I get to a cafe somewhere far away from where I live on 55th Street. There, I open my laptop, log in to a separate OS on it, plug in headphones, open the emulator, and enter my credentials.
The software has only one purpose: to anonymously call a single number for emergencies.
“It’s me,” I say when the ringing stops. “I have an interview for a research assistant position. It requires a background check, a polygraph, and a resume review. I need it to go away.”
“What agency?” says my contact. The one who got me the necessary paperwork in the first place. He comes from the network I worked for.
“DCSA,” I say as I look at the email sent to me on my phone. “Friday, 11 am.”
I wait.
While I do, I watch the busy people rushing past the window. People of all different kinds. People who are the reason why I fell in love with New York City. Because they allow me to blend in.
“Dionysus Eta 6, a CIA program for the neurochemical modulation of behavioral risk through directed cognitive intervention, led by Professor Jane Arabella McKenzie,” he says. “Interesting. There will be no appointment. Clearance will beissued on Monday. Access will be granted program-wide under classified assessment. You may not speak of it. Sixty stones.”
With that, he hangs up, and I open my Bitcoin wallet on the encrypted device and enter the verification code to transfer $ 60,000 to the designated wallet.
It is sent within a minute, and I wipe my history from the system. I log out and leave the cafe.

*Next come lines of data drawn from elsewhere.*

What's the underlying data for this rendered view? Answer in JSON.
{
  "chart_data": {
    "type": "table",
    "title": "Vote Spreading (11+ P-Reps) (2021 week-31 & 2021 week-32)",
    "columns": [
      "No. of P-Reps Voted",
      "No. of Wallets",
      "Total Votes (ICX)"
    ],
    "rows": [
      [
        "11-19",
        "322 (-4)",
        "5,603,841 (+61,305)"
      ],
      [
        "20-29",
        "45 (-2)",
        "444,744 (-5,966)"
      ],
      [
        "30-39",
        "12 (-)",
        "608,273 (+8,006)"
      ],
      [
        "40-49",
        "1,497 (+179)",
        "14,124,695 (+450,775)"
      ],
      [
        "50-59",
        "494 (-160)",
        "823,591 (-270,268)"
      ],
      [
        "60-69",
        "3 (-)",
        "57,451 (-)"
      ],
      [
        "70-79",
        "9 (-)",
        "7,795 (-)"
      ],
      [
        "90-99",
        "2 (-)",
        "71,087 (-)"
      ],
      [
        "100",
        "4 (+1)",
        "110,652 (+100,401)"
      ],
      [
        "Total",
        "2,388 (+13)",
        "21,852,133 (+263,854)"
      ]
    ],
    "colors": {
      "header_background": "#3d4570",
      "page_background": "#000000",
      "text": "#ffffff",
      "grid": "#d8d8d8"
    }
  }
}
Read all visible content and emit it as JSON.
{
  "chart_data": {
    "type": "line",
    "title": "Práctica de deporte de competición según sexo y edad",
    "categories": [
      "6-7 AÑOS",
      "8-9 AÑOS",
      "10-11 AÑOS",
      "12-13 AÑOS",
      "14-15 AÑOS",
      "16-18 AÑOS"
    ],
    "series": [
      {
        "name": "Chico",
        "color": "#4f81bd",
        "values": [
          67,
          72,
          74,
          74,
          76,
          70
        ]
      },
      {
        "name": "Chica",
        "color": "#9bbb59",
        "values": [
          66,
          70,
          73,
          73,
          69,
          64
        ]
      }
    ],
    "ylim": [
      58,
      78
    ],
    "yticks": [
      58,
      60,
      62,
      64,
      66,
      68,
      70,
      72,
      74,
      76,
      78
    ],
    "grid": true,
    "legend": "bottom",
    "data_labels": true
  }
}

It is a wonderful feeling I have right now, because who has the ability to make a national security check go away? I feel invincible. The way I only feel when I get high with El.
And while I don’t give it another thought right now, my mind can focus on the information I just got.
A CIA program for the neurochemical modulation of behavioral risk through directed cognitive intervention.
A very questionable approach, because messing with someone’s biology is a very thin line to walk on.
I get back home, and to my surprise, El is back. After what happened between us, I don’t even know what we are doing here. We let our confessions die in silence and never talked about it again, and then El had to accompany her father to some business meetings.
“How was L.A.?” I ask her as I get inside. She lies on the floor, her leg up on the couch.
“Don’t ask,” she says. “My father is such a fucking bastard.”
“What did he do?”
She doesn’t answer. I walk over to her and sit on the couch. Only then do I see the red swelling around her nose with dark eye rims. I am on the floor immediately and grab her jaw, kneeling above her and looking at her nose.
“Did he do that?” I ask angrily.
“It’s okay,” she says.
“Nothing is fucking okay. Did he do that?”
“It’s okay, really, we fought, I was drunk and high, I slapped his face and?—“
“I am going to kill him,” I say, and get up, completely forgetting that I am Amelie, and not a trained professional anymore. El jumps up and grasps my hand.
“Seriously, it’s nothing!”
“Nothing! He beat you up, El. He beat you up. Just because he’s a rich untouchable asshole, he can’t do that!”
“I was out of bounds, he just?—“
“You are his FUCKING CHILD!” I shout at her. “It doesn’t matter how much out of bounds you were; no reason in the world legitimates him hitting you!”
She looks at me, close to crying.
“Amy, please,” she says ever so silently with pleading eyes.